With your support, CCR offers an opportunity for juveniles, their families and community members to come together after an offense has occurred to talk about what happened, the harm created, and ways to repair the harm to those affected.Sometimes, we are not able to include affected community members, in which case we offier an opportunity for the juvenile and her/his parent to have a conversation. Those conversations have given struggling families a huge opportunity: the chance to talk, learn about each other and set a plan for communicating better in the future. 

Without your help, we would not be able to provide these services in cases like the one described below:


Sam, 15, comes from a struggling family. His mother, Deeana, supports her three children with multiple part-time jobs. She’s not able to spend as much time at home with her son as she’d like. Resources are limited: Sam is responsible for taking care of his other siblings when his mother isn’t home, and his mother Deeana says she’s going to need him to get a part-time job very soon.  

Sam was recently picked up by the police for tagging a CTA train with a group of friends. Sam was with six friends in total; all of them were minors and charged with vandalism.

JoAnn, an employee of the CTA, was present at the mediation, along with Sam and Deeana.

At the beginning of the mediation, Sam’s mother Deeana had a lot to share – she talked about what a good child Sam was, and how he’d done so well in school until last year. She addressed JoAnn repeatedly, apologizing for her son and explaining how hurt she was by the incident.
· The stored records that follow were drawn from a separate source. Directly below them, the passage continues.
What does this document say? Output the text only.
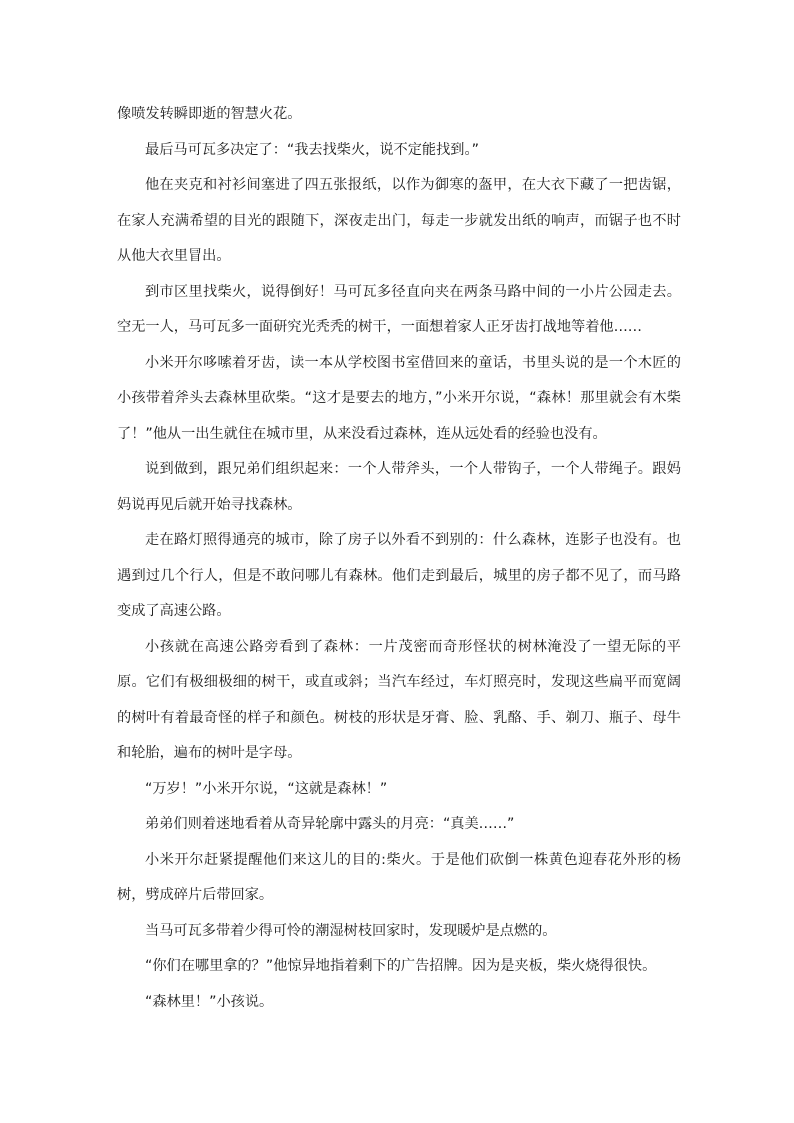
像喷发转瞬即逝的智慧火花。

最后马可瓦多决定了：“我去找柴火，说不定能找到。”

他在夹克和衬衫间塞进了四五张报纸，以作为御寒的盔甲，在大衣下藏了一把齿锯，在家人充满希望的目光的跟随下，深夜走出门，每走一步就发出纸的响声，而锯子也不时从他大衣里冒出。

到市区里找柴火，说得倒好！马可瓦多径直向夹在两条马路中间的一小片公园走去。空无一人，马可瓦多一面研究光秃秃的树干，一面想着家人正牙齿打战地等着他……

小米开尔哆嗦着牙齿，读一本从学校图书室借回来的童话，书里头说的是一个木匠的小孩带着斧头去森林里砍柴。“这才是要去的地方，”小米开尔说，“森林！那里就会有木柴了！”他从一出生就住在城市里，从来没看过森林，连从远处看的经验也没有。

说到做到，跟兄弟们组织起来：一个人带斧头，一个人带钩子，一个人带绳子。跟妈妈说再见后就开始寻找森林。

走在路灯照得通亮的城市，除了房子以外看不到别的：什么森林，连影子也没有。也遇到过几个行人，但是不敢问哪儿有森林。他们走到最后，城里的房子都不见了，而马路变成了高速公路。

小孩就在高速公路旁看到了森林：一片茂密而奇形怪状的树林淹没了一望无际的平原。它们有极细极细的树干，或直或斜；当汽车经过，车灯照亮时，发现这些扁平而宽阔的树叶有着最奇怪的样子和颜色。树枝的形状是牙膏、脸、乳酪、手、剃刀、瓶子、母牛和轮胎，遍布的树叶是字母。

“万岁！”小米开尔说，“这就是森林！”

弟弟们则着迷地看着从奇异轮廓中露头的月亮：“真美……”

小米开尔赶紧提醒他们来这儿的目的:柴火。于是他们砍倒一株黄色迎春花外形的杨树，劈成碎片后带回家。

当马可瓦多带着少得可怜的潮湿树枝回家时，发现暖炉是点燃的。

“你们在哪里拿的？”他惊异地指着剩下的广告招牌。因为是夹板，柴火烧得很快。

“森林里！”小孩说。
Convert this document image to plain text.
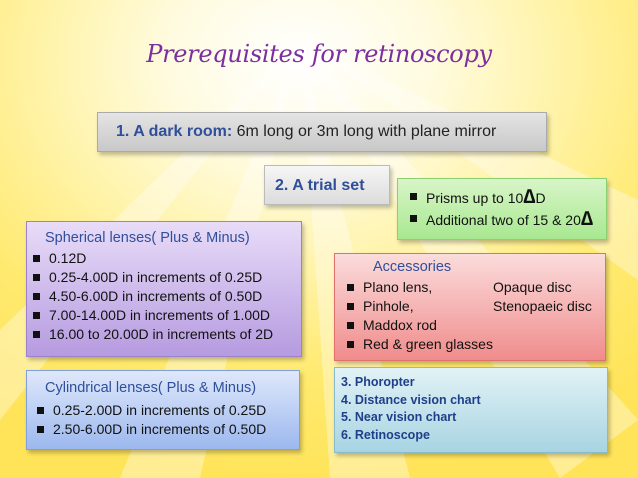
Prerequisites for retinoscopy
1. A dark room: 6m long or 3m long with plane mirror
2. A trial set
Prisms up to 10∆D
Additional two of 15 & 20∆
Spherical lenses( Plus & Minus)
0.12D
0.25-4.00D in increments of 0.25D
4.50-6.00D in increments of 0.50D
7.00-14.00D in increments of 1.00D
16.00 to 20.00D in increments of 2D
Accessories
Plano lens,	Opaque disc
Pinhole,	Stenopaeic disc
Maddox rod
Red & green glasses
Cylindrical lenses( Plus & Minus)
0.25-2.00D in increments of 0.25D
2.50-6.00D in increments of 0.50D
3. Phoropter
4. Distance vision chart
5. Near vision chart
6. Retinoscope
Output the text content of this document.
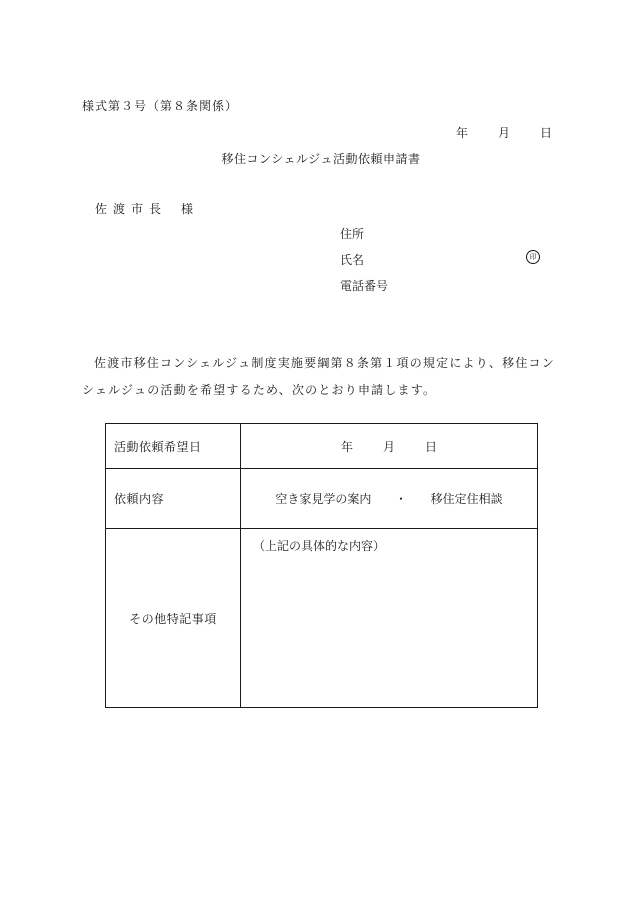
様式第３号（第８条関係）
年	月	日
移住コンシェルジュ活動依頼申請書
佐渡市長 様
住所
氏名	印
電話番号
佐渡市移住コンシェルジュ制度実施要綱第８条第１項の規定により、移住コンシェルジュの活動を希望するため、次のとおり申請します。
活動依頼希望日	年 月 日
依頼内容	空き家見学の案内 ・ 移住定住相談
その他特記事項	（上記の具体的な内容）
She cried openly and said things like, “I didn’t raise you like this.” Sam stared at the floor for the first 30 minutes of the mediation, sharing nothing but “yeah” or a shrug when the mediator tried to engage him.

JoAnn talked about the expense incurred by the city to remove graffiti from CTA cars. She talked about how many people were arrested and charged with vandalism every year, and the legal costs incurred by the city associated with pursuing those cases. JoAnn explained that she appreciated the chance to have a mediation when a juvenile is involved in a first-time offense.  

Without much interaction from Sam, the mediator chose to hold a private session with him. Sam finally opens up: he talks about his parents divorce three years ago and his father being admitted for psychiatric care at a local hospital. He hasn’t spoken to his father in over two years, and resents his mother for not being able to provide as much financially to the family as his father once did. He talks about how important his friends are to him: they are like his family.

After meeting with Deeana and JoAnn privately, the mediator brought everyone back into the same room. The case resulted in an agreement for Sam to write an essay on the topic of forgiveness and to submit it to JoAnn and Deeana. JoAnn also asks Sam to participate in a community service project facilitated by the CTA to clean graffiti from school buildings. Sam agrees to both of those things. His mother agrees to ensure he is able to attend the dates for the community service. 

It's your support that gives us the opportunity to help families like this one have conversations and build enduring relationships. Thank you for what you do to help CCR and Chicago's families.